Bernanke’s comments at the annual dinner for the New York City fiscal group focused on the budget issues facing state and local governments.
The Fed chairman acknowledged that many municipalities had rainy day funds, but he said they proved insufficient to cover the massive shortfalls in revenues in combination with increases in demand for services such as Medicaid.
He did say, however, that his suggestion would do little to help the many states and municipalities today coping with multi-billion dollar budget deficits.
Bernanke sounded a note of optimism, pointing to recent developments that state revenues are rising nationwide and that fewer states are facing midyear budget gaps this fiscal year.
"If the economy continues to strengthen at about the pace projected by the Federal Reserve and many private forecasters, states and localities may start to get a little breathing space," he said. "However, because the pace of near-term economic growth expected by most forecasters is relatively modest given the depth of the downturn, some time will likely be required before state and local fiscal conditions return to something approximating normal."

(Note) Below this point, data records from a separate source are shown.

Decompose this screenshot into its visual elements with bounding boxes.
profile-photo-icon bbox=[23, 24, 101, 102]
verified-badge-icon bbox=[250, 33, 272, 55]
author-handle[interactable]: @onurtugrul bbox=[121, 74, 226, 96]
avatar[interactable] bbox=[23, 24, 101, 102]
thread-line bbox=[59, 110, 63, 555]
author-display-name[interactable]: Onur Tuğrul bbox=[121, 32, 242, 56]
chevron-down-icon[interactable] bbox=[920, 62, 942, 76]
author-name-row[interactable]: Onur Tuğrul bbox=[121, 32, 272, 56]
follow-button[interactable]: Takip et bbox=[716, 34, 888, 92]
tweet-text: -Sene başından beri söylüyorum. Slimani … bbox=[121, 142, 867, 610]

Nonetheless, he told the audience that he foresees more austerity for state and local governments as lawmakers "confront more tough decisions as they develop their budgets for fiscal year 2012."
And he cautioned that current budget cuts, while necessary to balance local budgets, are slowing the economic recovery.
Bernanke said that strains on state budgets have left some investors concerned about the health of municipal bonds.
"Continued evidence that states and localities are addressing fiscal shortfalls should help calm the municipal bond market," he said. "Fortunately, although these measures of risk in the municipal bond market remain elevated, they have been looking somewhat better recently, presumably reflecting expectations of continuing improvement in the finances of states and localities."
He promised the Fed will keep a close eye on the municipal bond market
And while he steered clear of expressly opposing proposed cuts to education in New York State, the Fed chairman ended his speech by emphasizing the importance of investments in K-12 schooling, community colleges, and vocational schools that retrain workers.